- Born: February 28, 1923 Rockford, Illinois, United States
- Died: October 19, 2015 (aged 92) Palm City, Florida
- Allegiance: United States
- Branch: United States Army
- Service years: 1942–1977
- Rank: Lieutenant General

= John A. Kjellstrom =

American military personnel

John Alfred Kjellstrom (February 28, 1923 - October 19, 2015) was a lieutenant general in the United States Army.

==Early life and education==
Kjellstrom was born in Rockford, Illinois, the son of Mr & Mrs. Edwin N. Kjellstrom and brought up in Hebron, Illinois where he played basketball and was part of the Hebron team which reached the state tournament for the first time (Hebron went on to win it in 1952).

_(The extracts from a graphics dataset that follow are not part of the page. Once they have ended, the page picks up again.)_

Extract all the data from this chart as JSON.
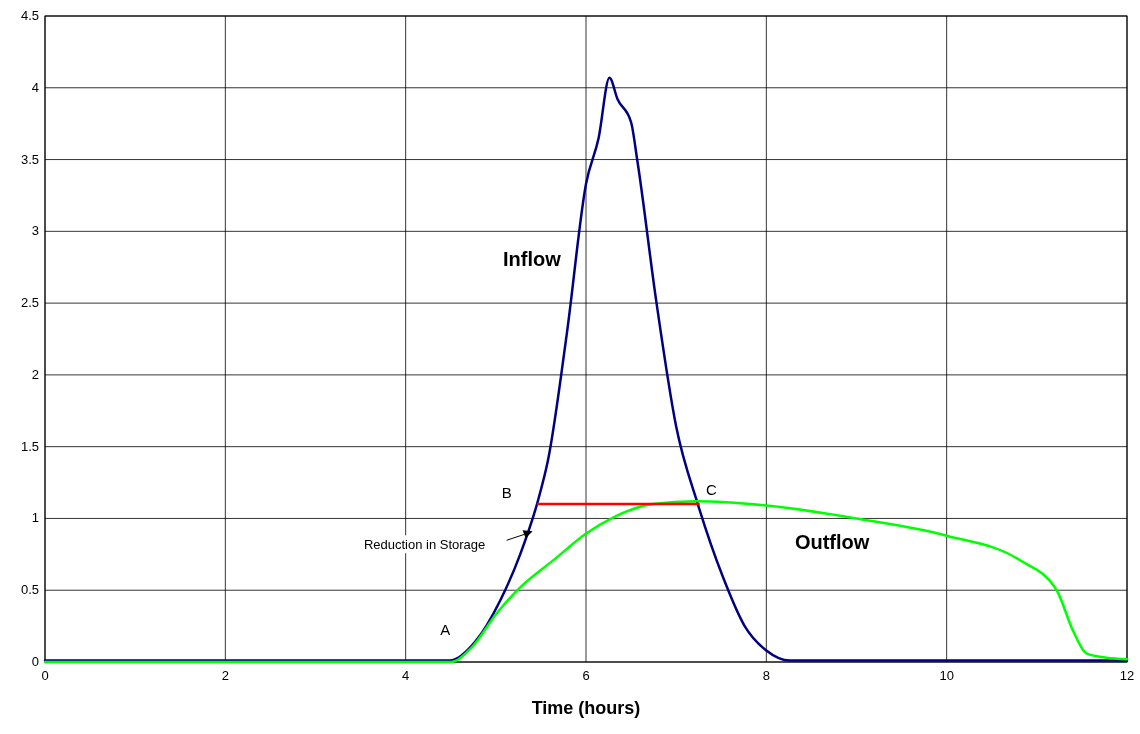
{
  "chart_data": {
    "type": "line",
    "xlabel": "Time (hours)",
    "xlim": [
      0,
      12
    ],
    "xticks": [
      0,
      2,
      4,
      6,
      8,
      10,
      12
    ],
    "ylim": [
      0,
      4.5
    ],
    "yticks": [
      0,
      0.5,
      1,
      1.5,
      2,
      2.5,
      3,
      3.5,
      4,
      4.5
    ],
    "grid": true,
    "marker": "none",
    "series": [
      {
        "name": "Inflow",
        "color": "#000080",
        "x": [
          0,
          4.49,
          4.77,
          5.05,
          5.27,
          5.47,
          5.58,
          5.79,
          6.0,
          6.14,
          6.26,
          6.35,
          6.5,
          6.57,
          6.78,
          7.0,
          7.24,
          7.52,
          7.76,
          8.0,
          8.26,
          12
        ],
        "values": [
          0.01,
          0.01,
          0.14,
          0.43,
          0.75,
          1.13,
          1.41,
          2.3,
          3.33,
          3.65,
          4.07,
          3.92,
          3.76,
          3.49,
          2.51,
          1.64,
          1.1,
          0.59,
          0.25,
          0.08,
          0.01,
          0.01
        ]
      },
      {
        "name": "Outflow",
        "color": "#00ff00",
        "x": [
          0,
          4.5,
          4.73,
          5.01,
          5.27,
          5.66,
          5.99,
          6.31,
          6.74,
          7.22,
          8.0,
          9.0,
          10.0,
          10.81,
          11.22,
          11.4,
          11.55,
          11.77,
          12
        ],
        "values": [
          0,
          0,
          0.1,
          0.34,
          0.52,
          0.72,
          0.89,
          1.01,
          1.1,
          1.12,
          1.09,
          1.0,
          0.88,
          0.71,
          0.5,
          0.22,
          0.06,
          0.03,
          0.02
        ]
      },
      {
        "color": "#ff0000",
        "x": [
          5.47,
          7.25
        ],
        "values": [
          1.1,
          1.1
        ]
      }
    ],
    "annotations": [
      "A",
      "B",
      "C",
      "Reduction in Storage"
    ]
  }
}
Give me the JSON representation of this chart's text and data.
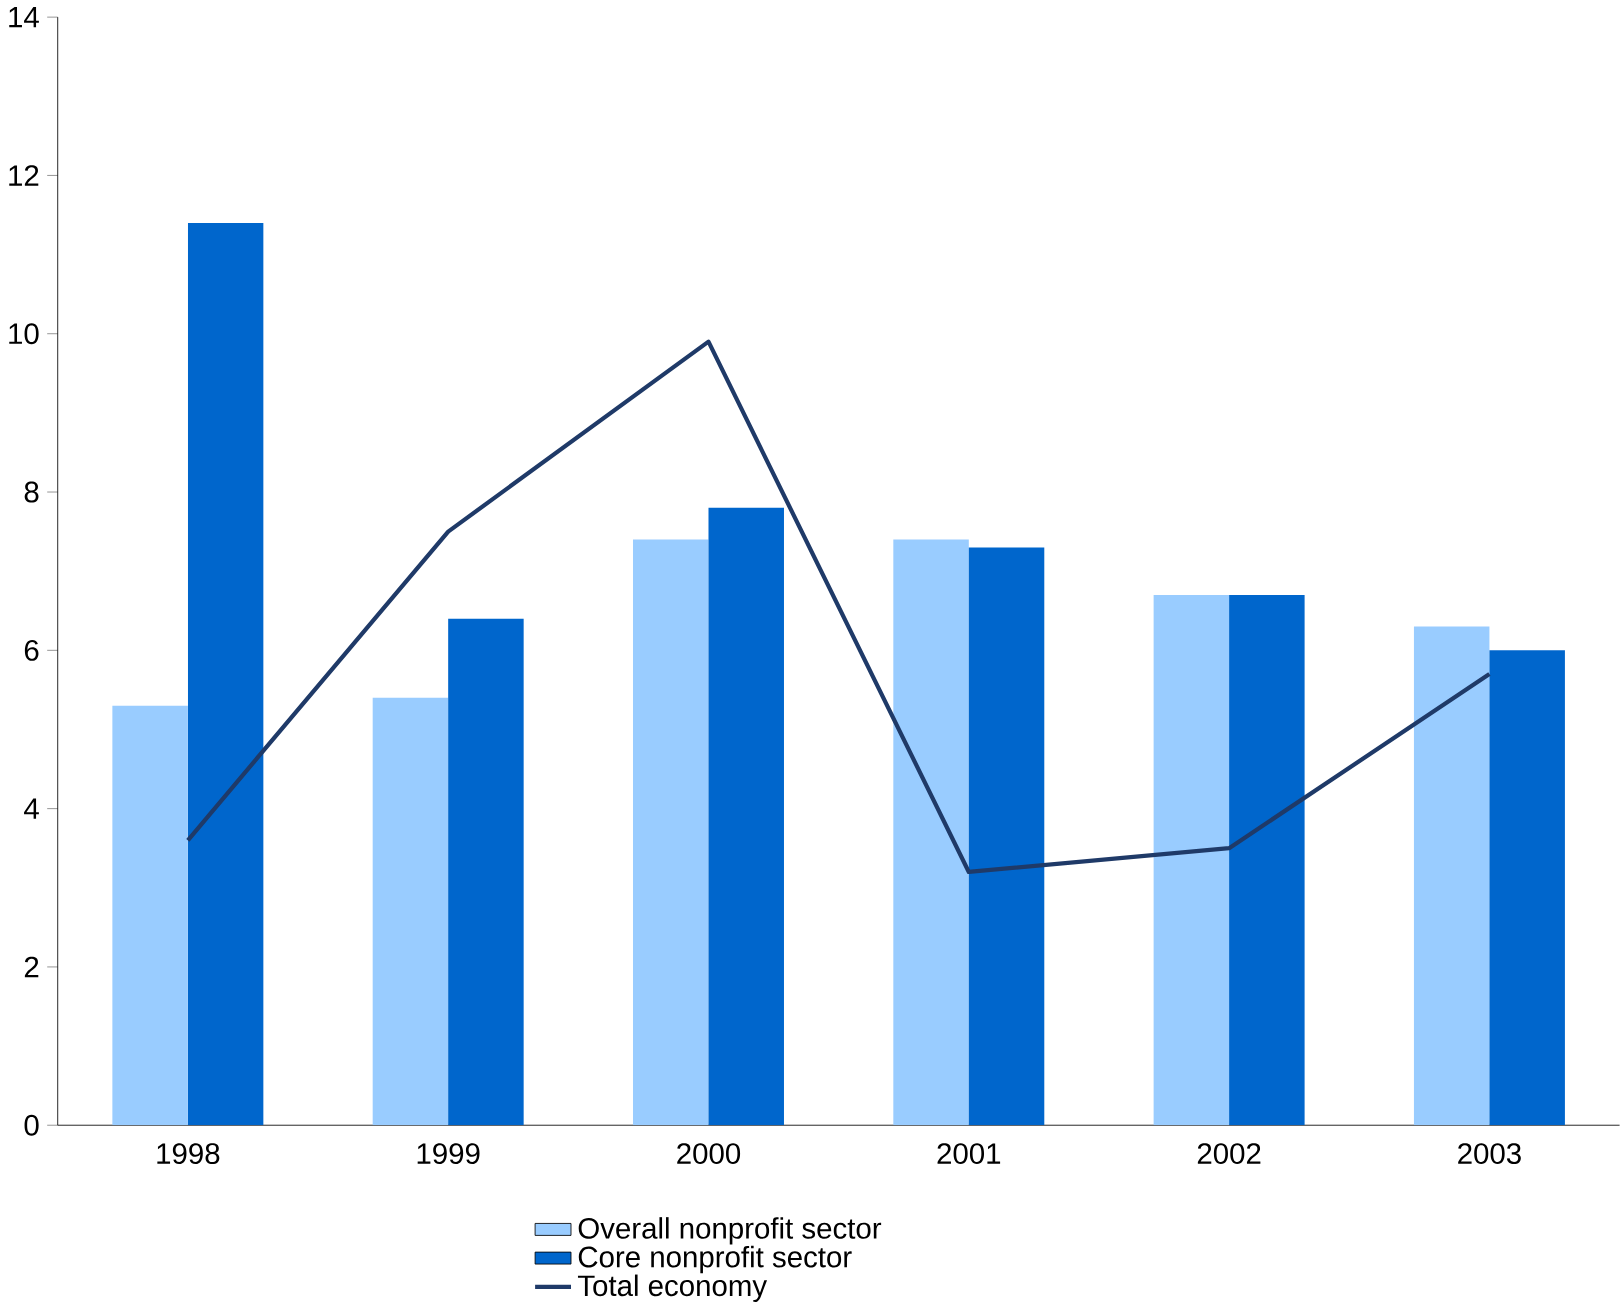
{
  "chart_data": {
    "type": "bar",
    "categories": [
      "1998",
      "1999",
      "2000",
      "2001",
      "2002",
      "2003"
    ],
    "series": [
      {
        "name": "Overall nonprofit sector",
        "color": "#99ccff",
        "values": [
          5.3,
          5.4,
          7.4,
          7.4,
          6.7,
          6.3
        ]
      },
      {
        "name": "Core nonprofit sector",
        "color": "#0066cc",
        "values": [
          11.4,
          6.4,
          7.8,
          7.3,
          6.7,
          6.0
        ]
      },
      {
        "name": "Total economy",
        "color": "#1f3a68",
        "type": "line",
        "values": [
          3.6,
          7.5,
          9.9,
          3.2,
          3.5,
          5.7
        ]
      }
    ],
    "ylim": [
      0,
      14
    ],
    "yticks": [
      0,
      2,
      4,
      6,
      8,
      10,
      12,
      14
    ],
    "legend": "bottom",
    "grid": false
  }
}
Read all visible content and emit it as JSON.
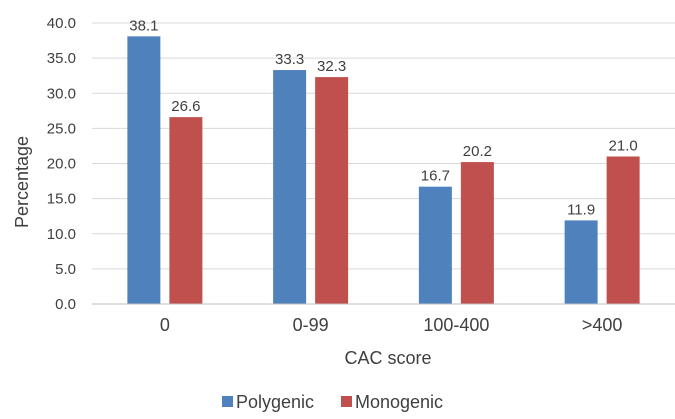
{
  "chart_data": {
    "type": "bar",
    "categories": [
      "0",
      "0-99",
      "100-400",
      ">400"
    ],
    "series": [
      {
        "name": "Polygenic",
        "values": [
          38.1,
          33.3,
          16.7,
          11.9
        ],
        "color": "#4f81bd"
      },
      {
        "name": "Monogenic",
        "values": [
          26.6,
          32.3,
          20.2,
          21.0
        ],
        "color": "#c0504d"
      }
    ],
    "data_labels": [
      [
        "38.1",
        "33.3",
        "16.7",
        "11.9"
      ],
      [
        "26.6",
        "32.3",
        "20.2",
        "21.0"
      ]
    ],
    "yticks": [
      "0.0",
      "5.0",
      "10.0",
      "15.0",
      "20.0",
      "25.0",
      "30.0",
      "35.0",
      "40.0"
    ],
    "ylim": [
      0,
      40
    ],
    "ytick_step": 5,
    "xlabel": "CAC score",
    "ylabel": "Percentage",
    "grid": true,
    "legend": "bottom"
  }
}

He enlisted in the Army in December 1942 and was commissioned in June 1944. Kjellstrom later studied at the University of Maryland and completed a Bachelor of Science degree in 1956. He went on to gain a Master of Science degree in international affairs at George Washington University in 1965. Kjellstrom graduated from Air University in 1950, the Naval War College in 1957 and the Army War College in 1965.

==Military career==
In World War II, Kjellstrom was a platoon leader with the 76th Infantry Division. During the Korean War, he was a Staff Officer with Logistical Command in Japan. He commanded the 14th Inventory Control Center during the Vietnam War. He went on to serve as Director of Army Budget before becoming the Comptroller of the Army in 1974 retiring in 1977.

==Later life and death==
After retirement, Kjellstrom and his wife Dorothy (Ellis) Kjellstrom (1921-2006) moved to Jekyll Island, Georgia, then to Melbourne, Florida before finally settling in Palm City.

Kjellstrom died on October 19, 2015. He was 91. Kjellstrom was interred next to his wife, who had predeceased him, at Arlington National Cemetery on July 18, 2016.